Mistake No. 1: Born under a Bad Sign
The purchasing of a new investment can lead to errors around how it is booked depending on its complexity and how it is structured to meet the needs of various types of investors. “We very clearly see errors around the recording of a particular type of investment either when it was originally recorded, or, secondarily, when there was a capital restructuring of the portfolio company,” said James Hutter, global business executive for JP Morgan Private Equity Fund Services. “Obviously in this environment there are more capital restructurings going on and so it is important to not only book and report it right the first time, but to have ongoing vigilance.”

He adds that having an automated system rather than using something like Excel can help guard against this. “Excel won’t be able to keep up with the complexity of the investment structure; it’s too easy for something to be forgotten,” Hutter said. “The second area is having the right people to book the entry in the first place. You need to hire trained accountants who have experience in private equity. If you don’t get the reporting and recording right, what tends to happen is that when you sell that investment in, say, six years, you only then realise you’ve been booking it wrong and then you have to unwind that whole structure.”

Mistake No. 2: Waterfall folly
Application of the fund waterfall distribution formula is another area that presents challenges to administrators. “If you have a pretty canned waterfall model that follows all common convention, then you should be all right because [fund administrators] have some experience with that,” the controller for a private equity firm with $8 billion under management said. “But the second there is a little twist in the partnership agreement or something different, they are difficult to adapt to that.”

Hutter says problems sometimes crop up when the waterfall calls for opt-out cases – such as an investor having a side letter saying that they cannot invest in certain countries or industries.
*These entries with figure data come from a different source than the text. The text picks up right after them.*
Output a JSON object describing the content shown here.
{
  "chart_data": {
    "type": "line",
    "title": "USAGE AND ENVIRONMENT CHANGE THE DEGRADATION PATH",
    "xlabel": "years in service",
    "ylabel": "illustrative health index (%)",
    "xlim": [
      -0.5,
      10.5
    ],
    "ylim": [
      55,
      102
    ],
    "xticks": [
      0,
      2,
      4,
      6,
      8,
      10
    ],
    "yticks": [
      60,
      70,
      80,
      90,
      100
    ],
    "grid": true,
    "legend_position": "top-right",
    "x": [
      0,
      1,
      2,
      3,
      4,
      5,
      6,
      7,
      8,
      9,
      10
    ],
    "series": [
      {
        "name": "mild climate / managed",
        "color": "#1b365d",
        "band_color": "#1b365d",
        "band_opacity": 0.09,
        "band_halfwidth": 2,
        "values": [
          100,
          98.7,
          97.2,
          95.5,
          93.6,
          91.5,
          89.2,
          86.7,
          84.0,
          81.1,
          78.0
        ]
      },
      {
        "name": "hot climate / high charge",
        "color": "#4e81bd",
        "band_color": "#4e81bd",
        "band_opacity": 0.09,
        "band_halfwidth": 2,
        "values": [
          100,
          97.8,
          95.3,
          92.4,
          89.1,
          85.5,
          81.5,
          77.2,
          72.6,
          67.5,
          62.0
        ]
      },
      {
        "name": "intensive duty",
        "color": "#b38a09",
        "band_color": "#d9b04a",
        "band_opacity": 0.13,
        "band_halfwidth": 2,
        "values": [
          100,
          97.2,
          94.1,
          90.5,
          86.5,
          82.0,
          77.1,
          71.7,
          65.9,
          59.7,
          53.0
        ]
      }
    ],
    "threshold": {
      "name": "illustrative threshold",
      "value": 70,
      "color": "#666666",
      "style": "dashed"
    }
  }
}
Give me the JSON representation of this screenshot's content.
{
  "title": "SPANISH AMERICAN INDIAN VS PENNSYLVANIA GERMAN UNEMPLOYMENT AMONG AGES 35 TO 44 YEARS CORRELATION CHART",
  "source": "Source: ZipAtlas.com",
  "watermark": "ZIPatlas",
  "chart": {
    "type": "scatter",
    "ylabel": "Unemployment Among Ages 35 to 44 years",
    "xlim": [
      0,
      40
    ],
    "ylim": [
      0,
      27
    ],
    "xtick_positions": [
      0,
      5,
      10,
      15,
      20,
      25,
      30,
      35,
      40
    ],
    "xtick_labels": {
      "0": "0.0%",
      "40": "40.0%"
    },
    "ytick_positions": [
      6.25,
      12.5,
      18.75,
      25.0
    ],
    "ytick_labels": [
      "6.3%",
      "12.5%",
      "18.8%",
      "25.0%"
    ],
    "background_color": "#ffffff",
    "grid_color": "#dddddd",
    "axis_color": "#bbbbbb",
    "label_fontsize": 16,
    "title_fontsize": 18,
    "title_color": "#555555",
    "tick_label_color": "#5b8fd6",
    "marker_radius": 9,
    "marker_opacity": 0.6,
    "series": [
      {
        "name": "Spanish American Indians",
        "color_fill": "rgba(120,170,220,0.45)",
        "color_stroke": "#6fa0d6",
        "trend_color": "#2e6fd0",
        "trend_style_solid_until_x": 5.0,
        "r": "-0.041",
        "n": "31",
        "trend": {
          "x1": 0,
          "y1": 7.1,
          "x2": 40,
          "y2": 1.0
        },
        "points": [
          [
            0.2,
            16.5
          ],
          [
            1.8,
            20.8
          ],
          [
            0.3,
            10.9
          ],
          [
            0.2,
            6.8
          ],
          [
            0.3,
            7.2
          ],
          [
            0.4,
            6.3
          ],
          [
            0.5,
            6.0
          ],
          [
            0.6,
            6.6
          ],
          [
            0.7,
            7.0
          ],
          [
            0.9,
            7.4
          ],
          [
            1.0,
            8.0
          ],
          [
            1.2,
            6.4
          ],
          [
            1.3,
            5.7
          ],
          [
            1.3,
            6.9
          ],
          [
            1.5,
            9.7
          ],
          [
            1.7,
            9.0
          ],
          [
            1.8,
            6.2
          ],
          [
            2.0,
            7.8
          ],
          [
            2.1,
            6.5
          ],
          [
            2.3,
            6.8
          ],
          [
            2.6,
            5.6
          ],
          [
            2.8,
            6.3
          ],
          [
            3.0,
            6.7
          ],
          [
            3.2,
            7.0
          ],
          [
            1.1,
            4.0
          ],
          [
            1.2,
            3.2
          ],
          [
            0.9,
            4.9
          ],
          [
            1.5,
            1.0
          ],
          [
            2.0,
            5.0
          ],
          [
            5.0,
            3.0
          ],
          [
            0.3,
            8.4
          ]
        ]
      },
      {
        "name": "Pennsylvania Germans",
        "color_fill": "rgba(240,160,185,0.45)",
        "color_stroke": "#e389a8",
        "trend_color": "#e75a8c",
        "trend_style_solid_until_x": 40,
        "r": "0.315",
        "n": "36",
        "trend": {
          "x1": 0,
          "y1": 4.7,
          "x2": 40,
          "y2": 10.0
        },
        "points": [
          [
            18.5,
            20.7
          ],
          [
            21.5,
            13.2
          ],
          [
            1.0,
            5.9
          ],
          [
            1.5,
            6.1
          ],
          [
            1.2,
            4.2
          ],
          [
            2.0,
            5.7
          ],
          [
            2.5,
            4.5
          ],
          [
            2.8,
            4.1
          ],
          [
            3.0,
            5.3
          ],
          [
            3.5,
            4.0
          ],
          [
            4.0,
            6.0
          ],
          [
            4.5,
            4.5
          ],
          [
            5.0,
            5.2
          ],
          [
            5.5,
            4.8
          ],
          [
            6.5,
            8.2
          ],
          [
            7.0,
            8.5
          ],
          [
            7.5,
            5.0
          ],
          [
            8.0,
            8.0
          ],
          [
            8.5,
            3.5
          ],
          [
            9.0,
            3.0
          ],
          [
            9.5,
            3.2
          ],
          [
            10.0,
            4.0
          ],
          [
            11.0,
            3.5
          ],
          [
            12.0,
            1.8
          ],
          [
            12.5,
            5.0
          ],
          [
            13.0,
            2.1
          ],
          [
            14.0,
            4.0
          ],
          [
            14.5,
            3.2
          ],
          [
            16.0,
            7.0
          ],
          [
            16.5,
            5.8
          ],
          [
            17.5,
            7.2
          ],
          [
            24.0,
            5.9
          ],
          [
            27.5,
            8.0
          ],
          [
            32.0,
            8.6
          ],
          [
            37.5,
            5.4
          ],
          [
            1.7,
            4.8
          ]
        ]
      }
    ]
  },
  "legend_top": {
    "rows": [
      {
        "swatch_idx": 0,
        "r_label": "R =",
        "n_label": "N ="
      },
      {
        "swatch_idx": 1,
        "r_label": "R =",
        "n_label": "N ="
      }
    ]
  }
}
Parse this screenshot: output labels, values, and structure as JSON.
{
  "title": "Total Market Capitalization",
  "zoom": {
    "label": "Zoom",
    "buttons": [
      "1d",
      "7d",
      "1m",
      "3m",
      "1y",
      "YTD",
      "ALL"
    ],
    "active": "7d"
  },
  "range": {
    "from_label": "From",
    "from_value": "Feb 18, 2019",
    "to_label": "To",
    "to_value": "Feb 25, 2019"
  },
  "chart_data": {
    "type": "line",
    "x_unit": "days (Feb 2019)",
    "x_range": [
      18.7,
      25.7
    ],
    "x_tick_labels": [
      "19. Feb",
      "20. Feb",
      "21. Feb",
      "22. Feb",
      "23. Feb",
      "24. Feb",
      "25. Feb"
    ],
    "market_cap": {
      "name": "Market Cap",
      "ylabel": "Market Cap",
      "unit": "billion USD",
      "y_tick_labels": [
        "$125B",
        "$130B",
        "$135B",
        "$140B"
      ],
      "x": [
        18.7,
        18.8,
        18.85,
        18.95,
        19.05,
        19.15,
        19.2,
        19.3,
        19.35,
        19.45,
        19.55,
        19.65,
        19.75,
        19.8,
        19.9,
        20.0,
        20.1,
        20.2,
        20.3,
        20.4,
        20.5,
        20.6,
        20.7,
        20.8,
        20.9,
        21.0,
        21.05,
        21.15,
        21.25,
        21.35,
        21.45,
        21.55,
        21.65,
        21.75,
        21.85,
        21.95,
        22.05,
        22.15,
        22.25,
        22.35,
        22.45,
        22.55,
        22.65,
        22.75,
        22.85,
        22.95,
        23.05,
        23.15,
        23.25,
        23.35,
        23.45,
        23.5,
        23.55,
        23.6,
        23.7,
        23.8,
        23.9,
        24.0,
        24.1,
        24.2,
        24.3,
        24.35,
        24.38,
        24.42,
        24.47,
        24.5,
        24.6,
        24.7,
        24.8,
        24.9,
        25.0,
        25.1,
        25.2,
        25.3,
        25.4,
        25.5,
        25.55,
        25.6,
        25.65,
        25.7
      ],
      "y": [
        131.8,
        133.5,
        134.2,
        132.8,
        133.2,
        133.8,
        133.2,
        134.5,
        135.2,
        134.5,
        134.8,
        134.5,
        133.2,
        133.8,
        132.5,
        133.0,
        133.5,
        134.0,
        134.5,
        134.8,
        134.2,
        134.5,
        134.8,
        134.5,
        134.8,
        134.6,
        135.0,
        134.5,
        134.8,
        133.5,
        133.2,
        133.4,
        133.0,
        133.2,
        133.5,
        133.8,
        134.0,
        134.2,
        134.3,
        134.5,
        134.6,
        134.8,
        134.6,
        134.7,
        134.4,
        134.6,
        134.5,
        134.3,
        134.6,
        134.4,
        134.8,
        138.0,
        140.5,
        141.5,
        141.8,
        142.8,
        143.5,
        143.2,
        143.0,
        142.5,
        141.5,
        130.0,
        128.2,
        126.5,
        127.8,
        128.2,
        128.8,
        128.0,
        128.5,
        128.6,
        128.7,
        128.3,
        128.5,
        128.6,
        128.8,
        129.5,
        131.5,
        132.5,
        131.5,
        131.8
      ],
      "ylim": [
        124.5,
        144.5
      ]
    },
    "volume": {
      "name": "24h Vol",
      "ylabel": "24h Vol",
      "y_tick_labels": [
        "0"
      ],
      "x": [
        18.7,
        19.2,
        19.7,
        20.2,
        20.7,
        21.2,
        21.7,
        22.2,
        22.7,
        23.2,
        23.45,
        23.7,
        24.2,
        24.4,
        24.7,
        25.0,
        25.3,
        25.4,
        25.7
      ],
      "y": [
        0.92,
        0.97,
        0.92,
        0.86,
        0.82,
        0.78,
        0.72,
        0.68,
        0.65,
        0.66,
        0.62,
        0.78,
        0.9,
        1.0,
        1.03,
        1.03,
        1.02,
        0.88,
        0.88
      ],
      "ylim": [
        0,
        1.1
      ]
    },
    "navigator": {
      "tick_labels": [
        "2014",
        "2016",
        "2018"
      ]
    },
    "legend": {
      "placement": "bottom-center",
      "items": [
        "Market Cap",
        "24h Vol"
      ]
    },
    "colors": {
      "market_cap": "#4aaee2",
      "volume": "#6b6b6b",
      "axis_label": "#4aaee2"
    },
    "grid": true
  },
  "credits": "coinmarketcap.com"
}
More basic though is the possibility for misinterpretation. “There will be those occasions where that fund wasn’t set up correctly,” he said. “If JP Morgan, for example, assumes administration responsibility we make sure that both our client and their legal counsel signs off, just to make sure that the interpretation of the intent is accurate.”
 
Hutter also says that the use of recycled proceeds is sometimes an area where mistakes are made: “In this day and age, as we see more players moving into different kinds of securities, some funds are now buying and selling more frequently, so it requires even greater understanding of the recycled proceeds provisions. If the whole underlying accounting of the fund waterfall is not right, it’s unlikely that the recycled proceeds are going be right.”

Mistake No. 3: Mangled pie slices
Fund administrators should be careful that an institutional investor’s interest is transferred correctly. This becomes particularly hard in the case of a default. “[The GP] may transfer after the end of year two, for example. You may have a case where a limited partner defaults on their capital call. You then need to follow that through the legal document so that’s appropriately allocated,” Hutter says. “Private equity is an industry with a lot of allocations, and ultimately it is making sure that the pie is sliced appropriately. We see that that doesn’t always happen.”

Mistake No. 4: Ugly reports syndrome
Finally, general sloppiness can crop up when sending statements out to investors. “I don’t think there is the same level of care around reporting to investors, and formatting is not as nice as it could be,” the controller said. “I think you are restricted a bit by the medium and mode in which things get delivered. Whether certain administrators only allow faxing of statements when people just don’t use faxes anymore, or when statements are off by a penny or two because it is in some sort of automated system.”

The controller says such issues can pop up due to high rates of turnover for administrators like fund accountants. But while he stresses the importance of maintaining good relationships with quality administrators, he adds that managers should in the end be the “owners” of the information, as they the ones who will be held responsible if it is wrong.

“Owning that process in-house just makes you more comfortable because there are too many little idiosyncrasies in issues like waterfalls, how things need to be written, how you have to apply offsets and other things that to get to the same level of detail you need to do a full review,” he said. “There is so much that can go wrong with that process and you need to own it so that you are confident in the information being right.”